The survey notes the distance learning retention rate is improving, but it still isn’t the same as traditional.

That’s correct. There are exceptions out there, of course, but for most institutions there is a gap of about 8 percent between online and face-to-face. I guarantee that every distance education administrator is looking at the issue to find the best practices and solutions to address it. If we can do it, online education could become the modality of the 21st century. 

How do you explain that gap?

We know that student preparedness is one of three reasons that we don’t see quite the success that we see in a face-to-face class. Students have been reared in a culture of face-to-face only. For all the talk about the current generation possessing a native knowledge of technology, we generally find that they do not. K12 doesn’t really teach technology or even role play technology. So students’ comfort level in learning in a technical environment is not what it could be. That’s part of the problem. 

Another problem is their ability to be mature and responsible enough to take the classes in the first place. The students have to be the initiators, they have to reach out and connect with the faculty member when there is a problem. That faculty member does not always see that there might be a problem as they would in a face-to-face setting. The third problem, as in a traditional setting, is students’ study skills and ability to handle the discipline these courses require. 

How can we reduce those problems?

Part of it is trying to triage the situation before it becomes a bigger problem.
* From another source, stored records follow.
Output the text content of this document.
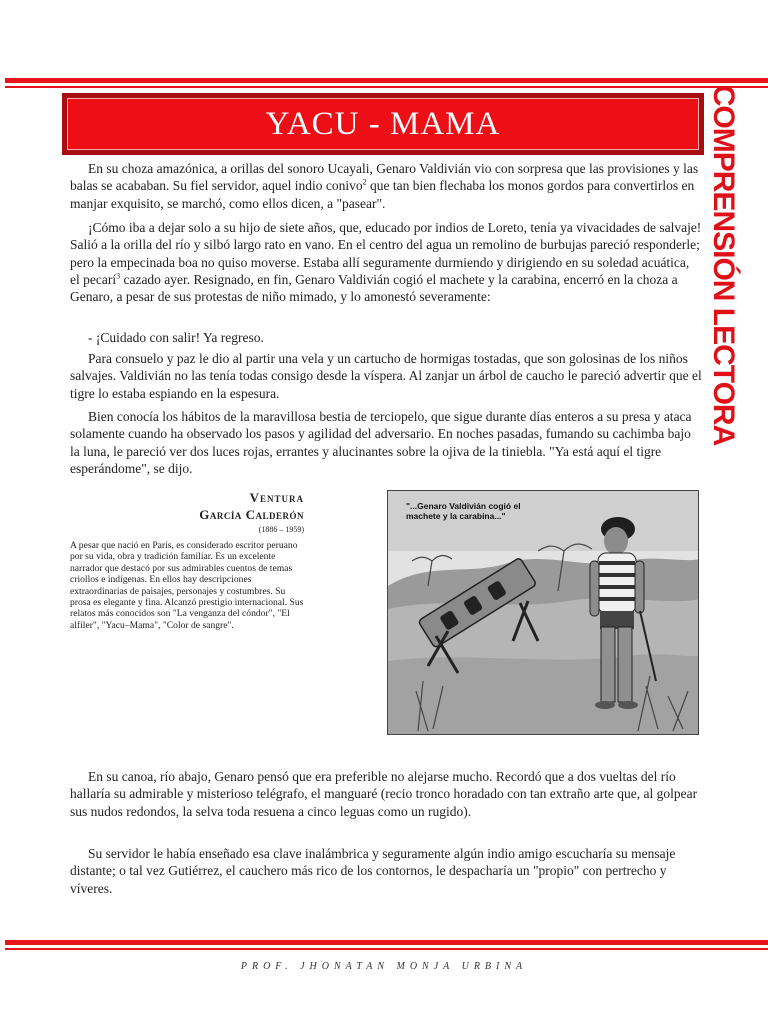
YACU - MAMA	COMPRENSIÓN LECTORA

En su choza amazónica, a orillas del sonoro Ucayali, Genaro Valdivián vio con sorpresa que las provisiones y las balas se acababan. Su fiel servidor, aquel indio conivo$^2$ que tan bien flechaba los monos gordos para convertirlos en manjar exquisito, se marchó, como ellos dicen, a "pasear".

¡Cómo iba a dejar solo a su hijo de siete años, que, educado por indios de Loreto, tenía ya vivacidades de salvaje! Salió a la orilla del río y silbó largo rato en vano. En el centro del agua un remolino de burbujas pareció responderle; pero la empecinada boa no quiso moverse. Estaba allí seguramente durmiendo y dirigiendo en su soledad acuática, el pecarí$^3$ cazado ayer. Resignado, en fin, Genaro Valdivián cogió el machete y la carabina, encerró en la choza a Genaro, a pesar de sus protestas de niño mimado, y lo amonestó severamente:

- ¡Cuidado con salir! Ya regreso.

Para consuelo y paz le dio al partir una vela y un cartucho de hormigas tostadas, que son golosinas de los niños salvajes. Valdivián no las tenía todas consigo desde la víspera. Al zanjar un árbol de caucho le pareció advertir que el tigre lo estaba espiando en la espesura.

Bien conocía los hábitos de la maravillosa bestia de terciopelo, que sigue durante días enteros a su presa y ataca solamente cuando ha observado los pasos y agilidad del adversario. En noches pasadas, fumando su cachimba bajo la luna, le pareció ver dos luces rojas, errantes y alucinantes sobre la ojiva de la tiniebla. "Ya está aquí el tigre esperándome", se dijo.

Ventura
García Calderón
(1886 – 1959)
A pesar que nació en París, es considerado escritor peruano por su vida, obra y tradición familiar. Es un excelente narrador que destacó por sus admirables cuentos de temas criollos e indígenas. En ellos hay descripciones extraordinarias de paisajes, personajes y costumbres. Su prosa es elegante y fina. Alcanzó prestigio internacional. Sus relatos más conocidos son "La venganza del cóndor", "El alfiler", "Yacu–Mama", "Color de sangre".
"...Genaro Valdivián cogió el machete y la carabina..."

En su canoa, río abajo, Genaro pensó que era preferible no alejarse mucho. Recordó que a dos vueltas del río hallaría su admirable y misterioso telégrafo, el manguaré (recio tronco horadado con tan extraño arte que, al golpear sus nudos redondos, la selva toda resuena a cinco leguas como un rugido).

Su servidor le había enseñado esa clave inalámbrica y seguramente algún indio amigo escucharía su mensaje distante; o tal vez Gutiérrez, el cauchero más rico de los contornos, le despacharía un "propio" con pertrecho y víveres.

PROF. JHONATAN MONJA URBINA
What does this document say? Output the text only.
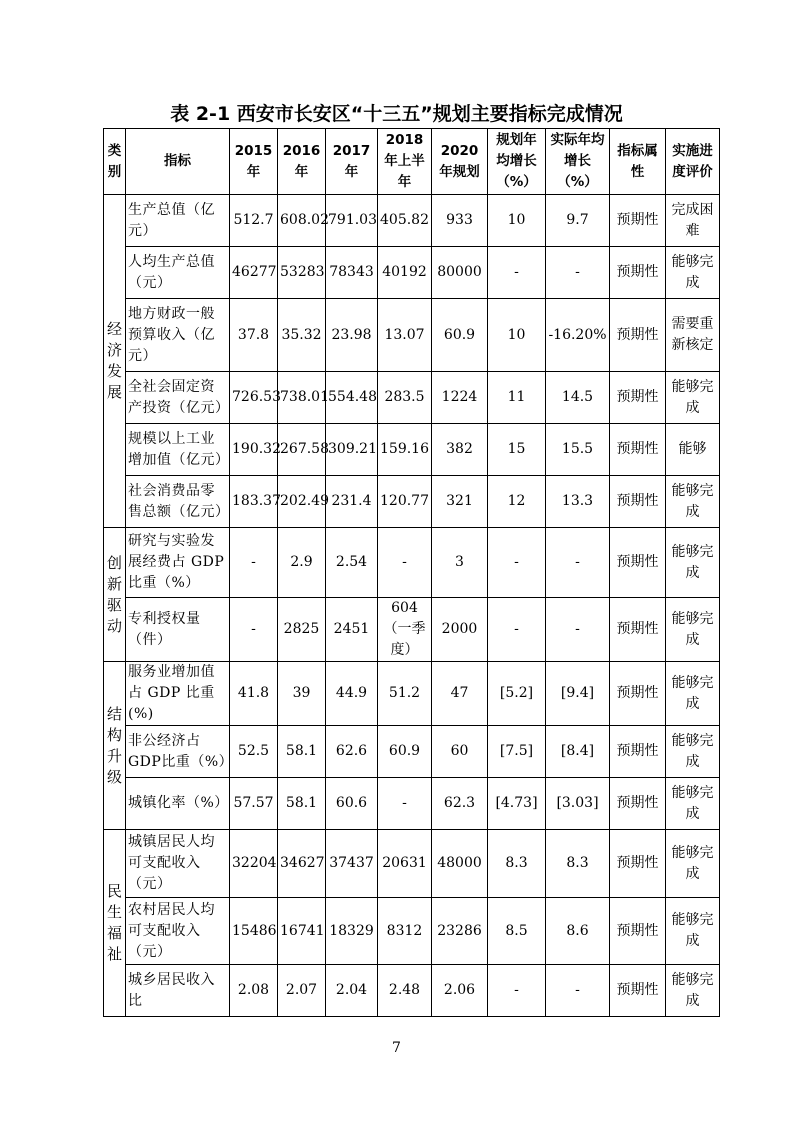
表 2-1 西安市长安区“十三五”规划主要指标完成情况
类别	指标	2015年	2016年	2017年	2018年上半年	2020年规划	规划年均增长（%）	实际年均增长（%）	指标属性	实施进度评价

经
济
发
展	生产总值（亿元）	512.7	608.02	791.03	405.82	933	10	9.7	预期性	完成困难
	人均生产总值（元）	46277	53283	78343	40192	80000	-	-	预期性	能够完成
	地方财政一般预算收入（亿元）	37.8	35.32	23.98	13.07	60.9	10	-16.20%	预期性	需要重新核定
	全社会固定资产投资（亿元）	726.53	738.01	554.48	283.5	1224	11	14.5	预期性	能够完成
	规模以上工业增加值（亿元）	190.32	267.58	309.21	159.16	382	15	15.5	预期性	能够
	社会消费品零售总额（亿元）	183.37	202.49	231.4	120.77	321	12	13.3	预期性	能够完成

创
新
驱
动	研究与实验发展经费占 GDP 比重（%）	-	2.9	2.54	-	3	-	-	预期性	能够完成
	专利授权量（件）	-	2825	2451	604（一季度）	2000	-	-	预期性	能够完成

结
构
升
级	服务业增加值占 GDP 比重(%)	41.8	39	44.9	51.2	47	[5.2]	[9.4]	预期性	能够完成
	非公经济占GDP比重（%）	52.5	58.1	62.6	60.9	60	[7.5]	[8.4]	预期性	能够完成
	城镇化率（%）	57.57	58.1	60.6	-	62.3	[4.73]	[3.03]	预期性	能够完成

民
生
福
祉	城镇居民人均可支配收入（元）	32204	34627	37437	20631	48000	8.3	8.3	预期性	能够完成
	农村居民人均可支配收入（元）	15486	16741	18329	8312	23286	8.5	8.6	预期性	能够完成
	城乡居民收入比	2.08	2.07	2.04	2.48	2.06	-	-	预期性	能够完成
7
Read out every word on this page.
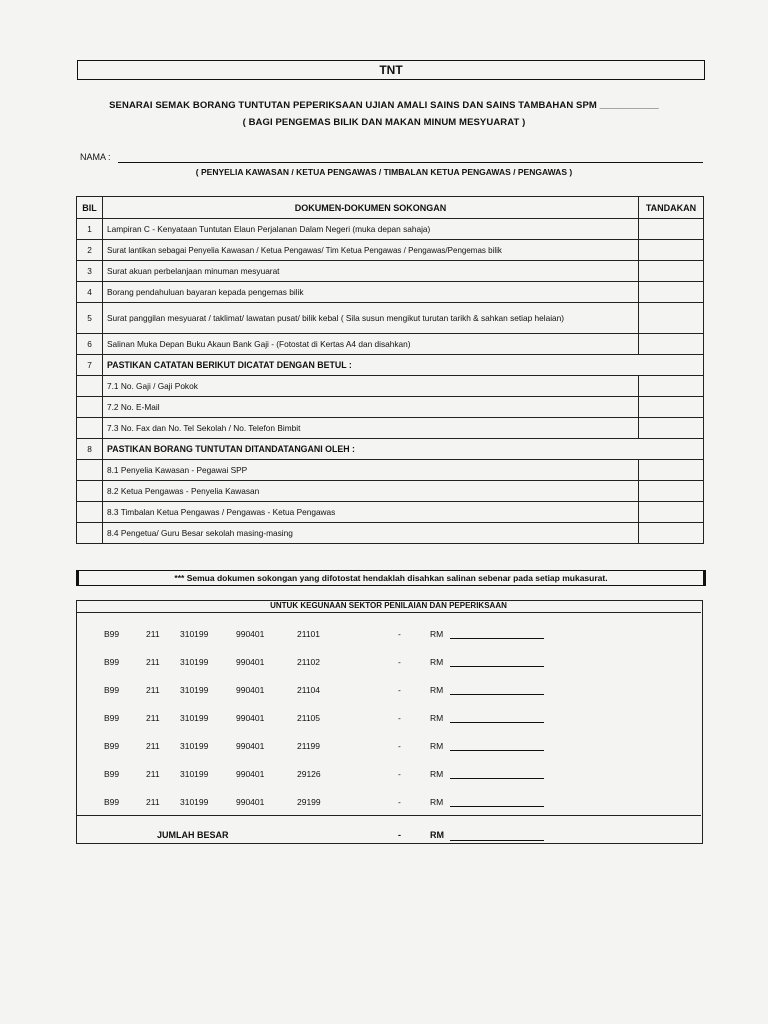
TNT
SENARAI SEMAK BORANG TUNTUTAN PEPERIKSAAN UJIAN AMALI SAINS DAN SAINS TAMBAHAN SPM ___________
( BAGI PENGEMAS BILIK DAN MAKAN MINUM MESYUARAT )
NAMA :
( PENYELIA KAWASAN / KETUA PENGAWAS / TIMBALAN KETUA PENGAWAS / PENGAWAS )
BIL	DOKUMEN-DOKUMEN SOKONGAN	TANDAKAN
1	Lampiran C - Kenyataan Tuntutan Elaun Perjalanan Dalam Negeri (muka depan sahaja)	
2	Surat lantikan sebagai Penyelia Kawasan / Ketua Pengawas/ Tim Ketua Pengawas / Pengawas/Pengemas bilik	
3	Surat akuan perbelanjaan minuman mesyuarat	
4	Borang pendahuluan bayaran kepada pengemas bilik	
5	Surat panggilan mesyuarat / taklimat/ lawatan pusat/ bilik kebal ( Sila susun mengikut turutan tarikh & sahkan setiap helaian)	
6	Salinan Muka Depan Buku Akaun Bank Gaji - (Fotostat di Kertas A4 dan disahkan)	
7	PASTIKAN CATATAN BERIKUT DICATAT DENGAN BETUL :	
	7.1 No. Gaji / Gaji Pokok	
	7.2 No. E-Mail	
	7.3 No. Fax dan No. Tel Sekolah / No. Telefon Bimbit	
8	PASTIKAN BORANG TUNTUTAN DITANDATANGANI OLEH :	
	8.1 Penyelia Kawasan - Pegawai SPP	
	8.2 Ketua Pengawas - Penyelia Kawasan	
	8.3 Timbalan Ketua Pengawas / Pengawas - Ketua Pengawas	
	8.4 Pengetua/ Guru Besar sekolah masing-masing	
*** Semua dokumen sokongan yang difotostat hendaklah disahkan salinan sebenar pada setiap mukasurat.
UNTUK KEGUNAAN SEKTOR PENILAIAN DAN PEPERIKSAAN
B99	211 310199	990401	21101	-	RM
B99	211 310199	990401	21102	-	RM
B99	211 310199	990401	21104	-	RM
B99	211 310199	990401	21105	-	RM
B99	211 310199	990401	21199	-	RM
B99	211 310199	990401	29126	-	RM
B99	211 310199	990401	29199	-	RM
JUMLAH BESAR	-	RM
For instance, can we accurately assess a student without a mandatory orientation that introduces them to the platform that they’ll use and the success skills they’ll need? Honestly, it is not for everyone. If you are the kind of person who does better sitting in front of a faculty member and interacting physically, this is not going to be a very enjoyable experience for you. 

How do faculty figure in the survey?

There are faculty members who invariably want to do in the online class what they’ve done their entire career in the face-to-face context. No. It doesn’t work that way. You need to teach differently. 

One of the biggest revelations in our study was looking at the hours of training that we think are needed at most institutions to teach an online class. The study validates that 80 percent of all programs require faculty to go through mandatory training of at least an hour, and sometimes six to eight hours.

That’s a wonderful development nationally, and not something that we saw when we first began doing the study 11 years ago. The flip side of that is that 20 percent of faculty are not required to do any training. They just start teaching online. The faculty can be part of the problem in the way they approach learning and how engaging they make it—things that really draw the student in as opposed to pushing them away. 

Another reality in online education is that some classes are just not designed very well and some are very difficult to teach online. For example, math doesn’t go well online, hard sciences struggle and foreign languages can be a challenge. 

Every program is trying to work out that magic blend that offers a solid variety, meets degree requirements and recruits faculty who want to teach online. 

Do you see online education supplanting traditional learning?

We’ve been in the traditional class model since Socrates and Plato. We’ve had millennia to develop the education model we use in the traditional classroom. But online learning really just started growing in the 1990s, and by 2010 the U.S. Department of Education declared that it was equivalent to a face-to-face learning experience. That is a remarkable journey in 12 years to match what was going on in the traditional classroom since 600 B.C. 

There is a potential for online education to surpass the traditional classroom, because of its ability to engage the internet and use special online programs that aren’t as easily available in the classroom. 

But the real problem we have is that we are resource-poor. Community colleges do everything on a shoestring and the recession has been incredibly damaging to these schools, which are just not recovering very quickly. We don’t have the resources to fix everything tomorrow but we are certainly moving in the right direction. It’s a work in progress, but the good news is that the progress is being made.